Many forms of prior art capacitance measurement systems utilize a capacitive bridge configuration to produce a signal representative of the relative capacitances associated with sensor and reference capacitors in the bridge. Other forms in the prior art include systems exemplified by U.S. Pat. No. 3,048,775 wherein a capacitive sensor is configured in the feedback path around an A.C. amplifier driven by a reference A.C. signal, and wherein the amplifier output is demodulated using a diode detector.
While such prior art capacitance measurement systems are suited for certain uses as accelerometers, scales and balances, proximity detectors, linear and angular position sensors, and pressure transducers, the prior art systems are substantially limited in accuracy and sensitivity of their respective measurements due to a number of factors, including temperature variation, stray or leakage capacitance, non-linearities in the transducer configurations, noise, and drift. Furthermore, many prior art systems are limited to certain operational frequencies.
Another prior art form is described and claimed in U.S. Pat. No. 4,054,833, entitled CAPACITANCE MEASURING SYSTEM, which is hereby incorporated by reference, and is referred to as the '833 patent herein.
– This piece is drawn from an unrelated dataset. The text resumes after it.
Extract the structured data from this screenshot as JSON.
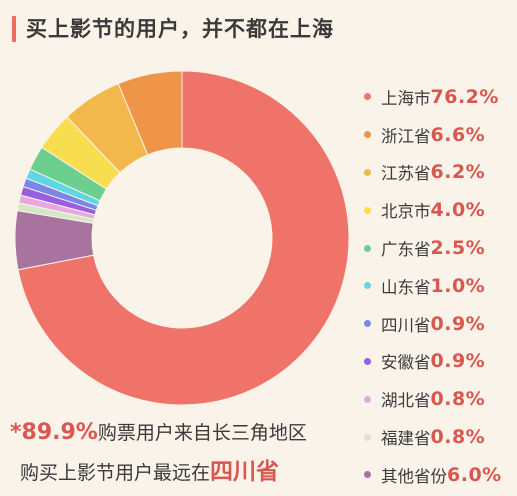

In the '833 patent, a sensor network, including series connected capacitors, is utilized with a switching network in a feedback configuration to generate the signal which is a predetermined function of the capacitance of the sensor capacitor. In one form disclosed in the '833 patent, the feedback signal is a linear function of the reciprocal of the capacitance of the sensor capacitor. In another form, the feedback signal is a linear function of the capacitance of the sensor capacitor.
The switching network includes a two state switch and a control for cyclically controlling the switch to flip between its two states. A means is provided to couple a plurality of reference potentials to various terminals of the switch, to the feedback network, and in some embodiments to the sensor network.
The feedback network is coupled to both the sensor and switching networks, and provides a feedback signal representative to the difference in charge stored on the series capacitors from a predetermined value.
The switching network is operative to cyclically interconnect the feedback network and sensor network with the feedback signal and external reference potentials in a manner whereby the average charge stored on the series capacitors over each cycle is substantially equal to the predetermined value.
In one form disclosed in the '833 patent, the feedback network includes a differential amplifier coupled to the junction of the series capacitors in a null-seeking configuration. Additionally, the amplifier output may be directed by way of a demodulator to provide the feedback signal. The demodulator in such embodiments may be a synchronous demodulator, operating synchronously with the switch control in the switching network.
In null-seeking configurations such as the one described in FIG. 8 and FIG. 9 of the '833 patent, the feedback nulling of the error signal at the junction between the sensor and reference capacitors virtually eliminates the effect of any leakage capacitance which might be present. As a result, such configurations may readily be utilized with a remote sensor having one terminal at system ground potential.
However, in order to implement the null-seeking configuration with a remote sensor having one terminal at system ground potential, the configuration disclosed in the '833 patent decouples the power supply rails of the amplifier network from the primary system voltage and ground references. Although the potential difference across the amplifier network supply terminals remains substantially constant, the voltages at each such terminal may be offset at any given time with respect to the system ground potential. Since the components used to accomplish this decoupling are relatively large in physical size, the null-seeking technique described in the '833 patent is not conducive to implementation on an integrated circuit.
It is an object of the present invention to provide an improved capacitance measuring system wherein a signal is generated which is a predetermined function of the capacitance of a sensor capacitor, where the sensing capacitor is coupled to system ground potential.
A further object is to provide an improved capacitance measuring system which is relatively insensitive to temperature variation, stray or leakage capacitance, noise, drift and operational frequency, and which is amenable to integrated circuit implementation.
Other objects of the present invention will in part be evident and will in part appear hereinafter. The invention accordingly comprises the apparatus possessing the construction, combination of elements, and arrangement of parts exemplified in the following detailed disclosure, and the scope of the application of which is indicated in the claims.